A deluge of disasters descended on Boris’s tousled head: accusations of corruption, incompetent and unnecessary lockdowns, charges of dodgy donations to decorate his Downing Street flat, departures from his staff that made Donald Trump’s administration seem a model of stability, an embarrassing ministerial resignation, the Owen Paterson affair, Pestminster, by-election defeats, and the slow burning fuse of partygate finally exploding as the nation emerged from the pandemic.

Then, just as it looked certain that Boris’s days in Downing Street were numbered, and his army of foes were gleefully sharpening their daggers, an unlikely saviour rode to his rescue: Vladimir Putin invaded Ukraine. The Prime Minister’s rapid response to the attack and his basking in the reflected glory of Ukrainian president Zelensky’s heroic resistance altered almost everything. In WB Yeats’ words: ‘all changed, changed utterly.’ Daggers were sheathed, letters from Tory MPs demanding a leadership challenge were hastily withdrawn, Sir Keir Starmer found himself grappling with his own Beergate problem, and Johnson, striding the world stage, lived to fight another day.
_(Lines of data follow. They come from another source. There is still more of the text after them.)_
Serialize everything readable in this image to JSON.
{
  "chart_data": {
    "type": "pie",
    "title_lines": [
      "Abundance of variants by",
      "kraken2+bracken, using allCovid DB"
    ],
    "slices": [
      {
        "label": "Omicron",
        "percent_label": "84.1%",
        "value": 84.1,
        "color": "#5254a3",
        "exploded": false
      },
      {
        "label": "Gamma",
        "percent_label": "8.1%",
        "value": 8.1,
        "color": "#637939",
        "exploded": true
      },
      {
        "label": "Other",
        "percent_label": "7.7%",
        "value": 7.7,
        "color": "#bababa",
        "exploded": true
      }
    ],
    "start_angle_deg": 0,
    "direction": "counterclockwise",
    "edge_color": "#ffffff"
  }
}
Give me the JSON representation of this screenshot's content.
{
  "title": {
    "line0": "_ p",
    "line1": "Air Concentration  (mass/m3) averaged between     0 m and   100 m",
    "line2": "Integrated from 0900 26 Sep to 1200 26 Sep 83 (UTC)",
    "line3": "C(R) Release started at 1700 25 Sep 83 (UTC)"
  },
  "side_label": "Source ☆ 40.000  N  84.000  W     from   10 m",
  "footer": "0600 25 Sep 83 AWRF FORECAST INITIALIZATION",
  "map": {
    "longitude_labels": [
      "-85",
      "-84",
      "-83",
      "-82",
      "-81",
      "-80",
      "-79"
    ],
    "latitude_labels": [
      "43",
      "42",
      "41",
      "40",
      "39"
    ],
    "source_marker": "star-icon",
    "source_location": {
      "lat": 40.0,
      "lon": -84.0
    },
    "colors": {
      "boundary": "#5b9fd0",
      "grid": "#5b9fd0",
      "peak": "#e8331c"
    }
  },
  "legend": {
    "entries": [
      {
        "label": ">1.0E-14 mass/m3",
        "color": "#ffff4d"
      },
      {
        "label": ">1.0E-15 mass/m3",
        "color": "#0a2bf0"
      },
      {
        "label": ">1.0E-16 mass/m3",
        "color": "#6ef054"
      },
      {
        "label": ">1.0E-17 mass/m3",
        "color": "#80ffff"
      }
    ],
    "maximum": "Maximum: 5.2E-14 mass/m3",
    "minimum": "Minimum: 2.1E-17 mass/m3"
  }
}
If a week is a long time in politics, the two years that stretch ahead before Boris needs to face the voters again in an election are an eternity. And if nothing in politics really matters, how long will it be before the public’s rage over partygate abates, and other issues – above all the cost of living crisis – grabs their attention? It is still far too early to conclude that the luckiest man in politics has used up the last of his nine lives. For the moment Boris’s Baraka miraculously remains in place.